Preprocessing raw data on Letters of Delegates to Congress

0. GOAL

The script aims to preprocess raw data on Letters of Delegates to Congress (1774-1789) for future temporal network and SHICO analysis.

1. LOAD IN LIBRARIES

library(tidyverse) # For data wrangling
library(polyglotr) # For text translation and manipulation

2. DATA PREPROCESSING

A) Volume and Year Variables

Objective: Extract and clean the volume number, period, and year from the dataset.

Steps: 1. Split the text column to separate Volume and Content. 2. Extract volume number and period from the Volume column. 3. Extract the year from the Content column. 4. Handle cases where the title is not present and clean it.

B) Improve Information on Year

Objective: Correct and fill in missing or incorrect year information.

Steps: 1. Define a function to extract year indices from text. 2. Loop through each row to verify and update the Year column based on extracted year indices.

C) Title, From, and To Variables

Objective: Clean and standardize title, sender, and recipient information.

Steps: 1. Use predefined separators to handle titles without proper delimiters. 2. Clean the title by removing specific words, symbols, and correcting anomalies. 3. Separate titles into From and To columns based on the presence of " to ". 4. Remove or update unknown sender or recipient information.

D) Letter Contents Variable

Objective: Clean and format the content of letters.
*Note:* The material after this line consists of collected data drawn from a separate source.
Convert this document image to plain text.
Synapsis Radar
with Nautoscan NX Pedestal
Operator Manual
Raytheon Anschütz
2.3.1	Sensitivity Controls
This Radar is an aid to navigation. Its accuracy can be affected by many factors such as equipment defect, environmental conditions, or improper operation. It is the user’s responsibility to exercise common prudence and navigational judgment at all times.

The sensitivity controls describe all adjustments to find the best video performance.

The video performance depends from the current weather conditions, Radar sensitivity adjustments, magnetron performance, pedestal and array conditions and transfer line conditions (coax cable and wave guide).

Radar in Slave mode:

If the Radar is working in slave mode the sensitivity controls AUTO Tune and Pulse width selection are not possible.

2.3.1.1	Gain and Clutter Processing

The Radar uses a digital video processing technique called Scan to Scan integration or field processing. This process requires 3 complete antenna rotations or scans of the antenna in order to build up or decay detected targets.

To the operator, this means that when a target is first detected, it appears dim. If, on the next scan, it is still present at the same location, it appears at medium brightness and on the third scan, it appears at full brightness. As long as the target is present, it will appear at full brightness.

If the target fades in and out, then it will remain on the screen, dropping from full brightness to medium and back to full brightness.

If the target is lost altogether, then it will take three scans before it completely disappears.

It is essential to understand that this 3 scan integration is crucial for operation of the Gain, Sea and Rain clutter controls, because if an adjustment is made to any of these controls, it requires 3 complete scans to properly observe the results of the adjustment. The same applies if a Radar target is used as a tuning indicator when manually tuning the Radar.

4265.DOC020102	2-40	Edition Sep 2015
Steps: 1. Remove editor notes and special characters. 2. Use a function to display letters with author and recipient details. 3. Clean Content2 by removing unwanted text and special characters.

E) Date Variable

Objective: Extract and standardize date information from letter content.

Steps: 1. Define a function to clean and process date information. 2. Standardize date formats and handle manual corrections for specific IDs. 3. Convert the cleaned dates to Date format and filter data based on the specified date range.

3. SAVING PREPROCESSED DATA

A1) All Data in CSV File

Objective: Save the preprocessed dataset to a CSV file.

Steps: 1. Select relevant columns and rename them. 2. Convert column names to lowercase and write the data to a CSV file.

A2) All Data in RDS File

Objective: Save the preprocessed dataset to an RDS file.

Steps: 1. Save the data to an RDS file for further use.

B) For Making Word2Vec Models (SHICO)

Objective: Prepare a dataset for Word2Vec model building.

Steps: 1. Select relevant columns and save them to a CSV file.

C) Letters as Separate Text Files

Objective: Save each letter as a separate text file for further processing.

Steps: 1. Loop through volume numbers, read RDS files, clean text, and save each letter as a text file in a corresponding folder.

D) Letters Per Year

Objective: Split data by year and save to CSV files.

Steps: 1. Define a time period and filter data by year (commented out in the script).

Note: Standard cleaning of letter texts for Word2Vec models is performed in a separate Python script (make_word2vec_models_for_delegates.py), found in w2v_models/delegates. This script preprocesses the data to develop Word2Vec models for SHICO analysis.